The network is bundled directly in sparsecommunity:

data("football")
cat("Nodes:", nrow(football_A), "| Edges:", sum(football_A) / 2, "\n")
#> Nodes: 115 | Edges: 613
cat("Mean degree:", round(mean(Matrix::rowSums(football_A)), 2),
    "  log(n):", round(log(nrow(football_A)), 2), "\n")
#> Mean degree: 10.66   log(n): 4.74
table(football_labels)   # 12 conferences
#> football_labels
#>  1  2  3  4  5  6  7  8  9 10 11 12 
#>  9  8 11 12 10  5 13  8 10 12  7 10

C:5xW2PpK8D-intro.R

The mean degree (10.66) is well above \(\log(115) = 4.74\), placing the network in the sparse-but-identifiable regime. We first use estimate_K() to check whether the number of conferences can be recovered from the data alone:

estimate_K(football_A, K_max = 15)   # true K = 12
#> [1] 10

C:5xW2PpK8D-intro.R

The estimator returns 10, slightly underestimating due to two very small conferences (sizes 5 and 7) that are hard to distinguish spectrally. We proceed with the known \(K = 12\):

fit_football <- community_detect(football_A, K = 12, model = "sbm",
                                  n_init = 30, seed = 1)
misclustering_rate(football_labels, fit_football$labels)
#> [1] 0.08695652

C:5xW2PpK8D-intro.R

sparsecommunity misclassifies 10 of 115 teams (8.7%). These are primarily independent teams and teams from small conferences that schedule games across conference lines. The spectral embedding confirms the 12-cluster structure:

plot(fit_football)
Spectral embedding of the football network. Colors indicate detected community; the 12 athletic conferences are largely separated.

Spectral embedding of the football network. Colors indicate detected community; the 12 athletic conferences are largely separated.

C:5xW2PpK8D-intro.R


5. Summary of the community_detect() interface

Argument Default Description
A Adjacency matrix (sparse or dense)
K Number of communities
model "dcsbm" "sbm" for k-means; "dcsbm" for spherical k-median
n_init 20 Random restarts for clustering
max_iter 100 Max iterations per restart
reg TRUE Degree regularization in Laplacian embedding
seed NULL Random seed

The returned "sparsecommunity" object contains:

Component Description
labels Integer vector of community assignments (length \(n\))
embedding \(n \times K\) spectral embedding matrix
eigenvalues Top-\(K\) eigenvalues of the regularized Laplacian
centers \(K \times K\) cluster centers in embedding space
objective Within-cluster sum of distances at convergence

References

Lei, J. and Rinaldo, A. (2015).
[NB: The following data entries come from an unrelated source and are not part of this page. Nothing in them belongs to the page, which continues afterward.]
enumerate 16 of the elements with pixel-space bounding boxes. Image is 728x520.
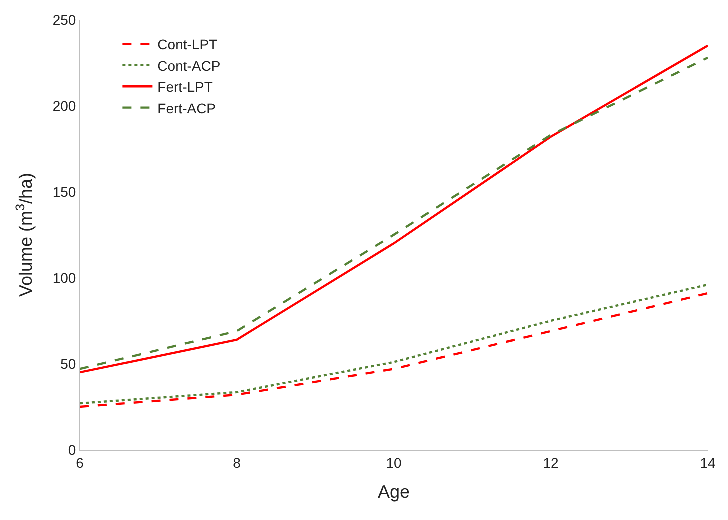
legend-label: Cont-LPT xyxy=(158,36,218,53)
legend-label: Fert-LPT xyxy=(158,79,214,96)
x-axis-title: Age xyxy=(378,482,410,502)
y-tick-label: 200 xyxy=(52,98,76,114)
x-tick-label: 10 xyxy=(386,454,402,471)
y-tick-label: 50 xyxy=(60,356,76,372)
y-tick-label: 150 xyxy=(52,184,76,200)
legend-label: Fert-ACP xyxy=(158,100,216,116)
y-tick-label: 0 xyxy=(68,442,76,458)
x-tick-label: 8 xyxy=(233,454,242,471)
x-tick-label: 14 xyxy=(700,454,716,471)
legend-label: Cont-ACP xyxy=(158,58,221,74)
y-tick-label: 250 xyxy=(52,12,76,28)
x-tick-label: 12 xyxy=(543,454,559,471)
y-tick-label: 100 xyxy=(52,270,76,286)
x-tick-label: 6 xyxy=(76,454,84,471)
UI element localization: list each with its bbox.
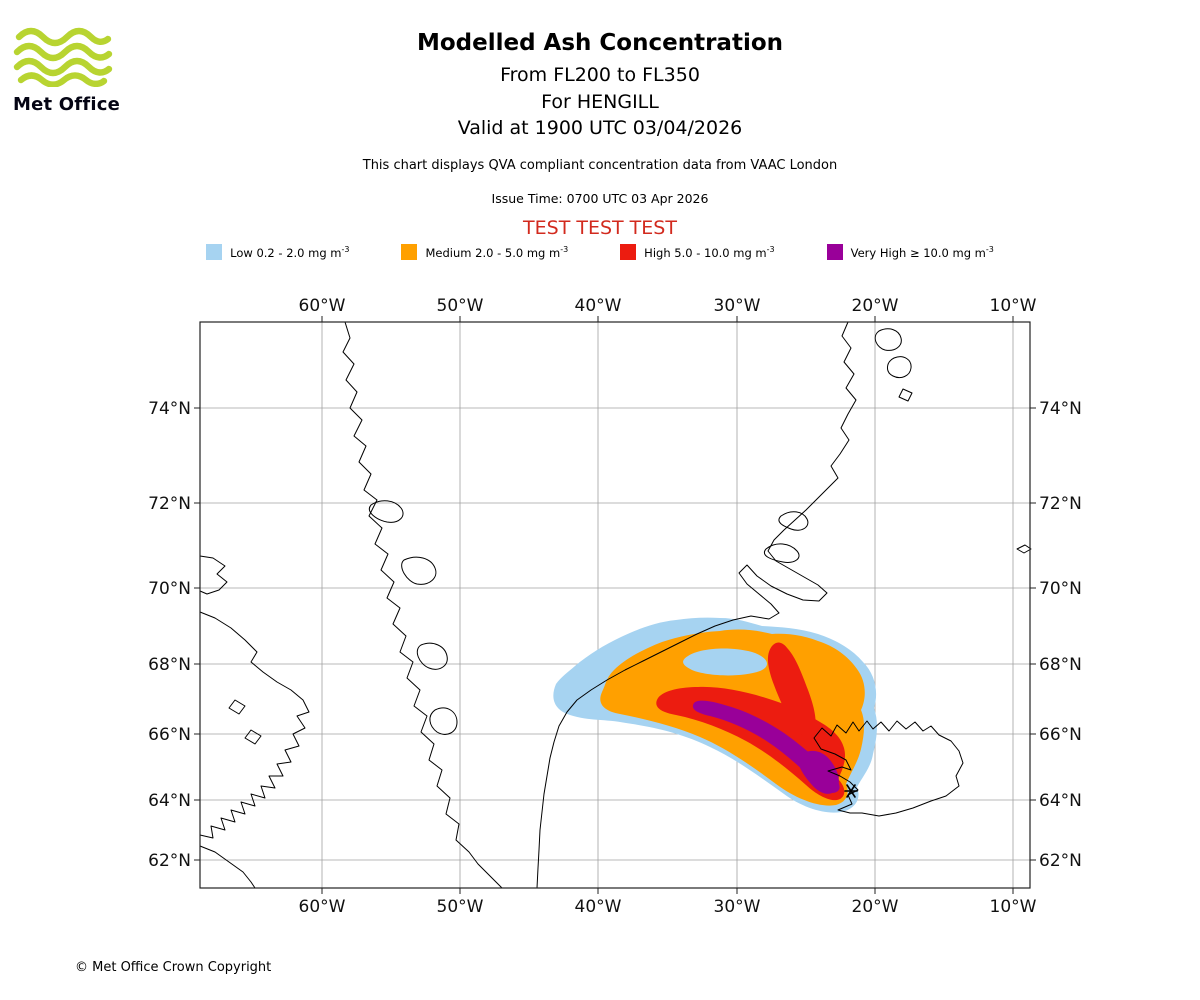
lat-tick-label: 66°N [148, 725, 191, 745]
baffin-island-coast-upper [199, 555, 228, 595]
lat-tick-label: 70°N [1039, 579, 1082, 599]
lat-tick-label: 64°N [148, 791, 191, 811]
ash-plume [553, 617, 877, 813]
greenland-west-fjord-4 [429, 707, 458, 735]
ash-contour-very-high-blob [798, 750, 839, 794]
test-banner: TEST TEST TEST [523, 216, 677, 239]
iceland-coastline [813, 720, 964, 817]
axis-labels: 60°W 50°W 40°W 30°W 20°W 10°W 60°W 50°W … [148, 296, 1082, 917]
lon-tick-label: 10°W [990, 897, 1037, 917]
medium-label: Medium 2.0 - 5.0 mg m-3 [425, 244, 569, 260]
lat-tick-label: 74°N [148, 399, 191, 419]
legend-item-medium: Medium 2.0 - 5.0 mg m-3 [401, 244, 568, 260]
title-block: Modelled Ash Concentration From FL200 to… [0, 30, 1200, 239]
ash-dispersion-map: 60°W 50°W 40°W 30°W 20°W 10°W 60°W 50°W … [148, 296, 1082, 917]
lon-tick-label: 20°W [852, 296, 899, 316]
greenland-west-fjord-1 [369, 500, 404, 523]
baffin-island-coast-lower [199, 845, 256, 889]
axis-ticks [194, 316, 1036, 894]
medium-swatch [401, 244, 418, 260]
lon-tick-label: 60°W [299, 897, 346, 917]
lon-tick-label: 30°W [714, 296, 761, 316]
greenland-west-fjord-2 [401, 556, 437, 585]
baffin-islet-2 [244, 729, 262, 745]
lon-tick-label: 30°W [714, 897, 761, 917]
grid-lines [200, 322, 1030, 888]
very-high-label: Very High ≥ 10.0 mg m-3 [850, 244, 994, 260]
lat-tick-label: 68°N [148, 655, 191, 675]
greenland-west-fjord-3 [416, 642, 448, 670]
low-label: Low 0.2 - 2.0 mg m-3 [230, 244, 350, 260]
low-swatch [206, 244, 223, 260]
copyright-notice: © Met Office Crown Copyright [75, 960, 272, 975]
volcano-marker [844, 784, 858, 798]
ne-greenland-island-2 [887, 356, 912, 379]
lat-tick-label: 72°N [1039, 494, 1082, 514]
lat-tick-label: 72°N [148, 494, 191, 514]
map-frame [199, 321, 1031, 889]
lat-tick-label: 68°N [1039, 655, 1082, 675]
greenland-east-coast [536, 321, 857, 889]
valid-time: Valid at 1900 UTC 03/04/2026 [457, 117, 743, 139]
lat-tick-label: 74°N [1039, 399, 1082, 419]
legend-item-high: High 5.0 - 10.0 mg m-3 [620, 244, 775, 260]
issue-time: Issue Time: 0700 UTC 03 Apr 2026 [491, 190, 709, 206]
lon-tick-label: 50°W [437, 897, 484, 917]
scoresby-fjord-island [764, 543, 800, 563]
scoresby-fjord-island-2 [778, 511, 809, 531]
flight-level-range: From FL200 to FL350 [500, 64, 700, 86]
lon-tick-label: 60°W [299, 296, 346, 316]
jan-mayen-island [1016, 544, 1032, 554]
page-title: Modelled Ash Concentration [416, 30, 784, 56]
greenland-west-coast [342, 321, 503, 889]
met-office-logo: Met Office [13, 27, 143, 115]
lon-tick-label: 20°W [852, 897, 899, 917]
legend-item-low: Low 0.2 - 2.0 mg m-3 [206, 244, 349, 260]
concentration-legend: Low 0.2 - 2.0 mg m-3 Medium 2.0 - 5.0 mg… [0, 244, 1200, 260]
ash-contour-high-streak [767, 642, 816, 737]
lon-tick-label: 40°W [575, 897, 622, 917]
lon-tick-label: 10°W [990, 296, 1037, 316]
lat-tick-label: 70°N [148, 579, 191, 599]
lat-tick-label: 62°N [148, 851, 191, 871]
high-label: High 5.0 - 10.0 mg m-3 [644, 244, 775, 260]
lat-tick-label: 64°N [1039, 791, 1082, 811]
lat-tick-label: 66°N [1039, 725, 1082, 745]
coastlines [199, 321, 1032, 889]
lon-tick-label: 50°W [437, 296, 484, 316]
ne-greenland-island-3 [898, 388, 913, 402]
met-office-logo-text: Met Office [13, 94, 121, 115]
high-swatch [620, 244, 637, 260]
very-high-swatch [826, 244, 843, 260]
lon-tick-label: 40°W [575, 296, 622, 316]
ash-gap-low [683, 648, 767, 676]
volcano-name: For HENGILL [541, 90, 659, 113]
met-office-logo-waves [13, 27, 113, 88]
legend-item-very-high: Very High ≥ 10.0 mg m-3 [826, 244, 994, 260]
ne-greenland-island-1 [874, 328, 902, 351]
lat-tick-label: 62°N [1039, 851, 1082, 871]
baffin-island-coast-main [199, 611, 310, 839]
baffin-islet-1 [228, 699, 246, 715]
compliance-note: This chart displays QVA compliant concen… [362, 157, 838, 173]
Consistency of spectral clustering in stochastic block models. Annals of Statistics, 43(1), 215–237. https://doi.org/10.1214/14-AOS1274

Girvan, M. and Newman, M. E. J. (2002). Community structure in social and biological networks. Proceedings of the National Academy of Sciences, 99(12), 7821–7826. https://doi.org/10.1073/pnas.122653799

Zachary, W. W. (1977). An information flow model for conflict and fission in small groups. Journal of Anthropological Research, 33(4), 452–473.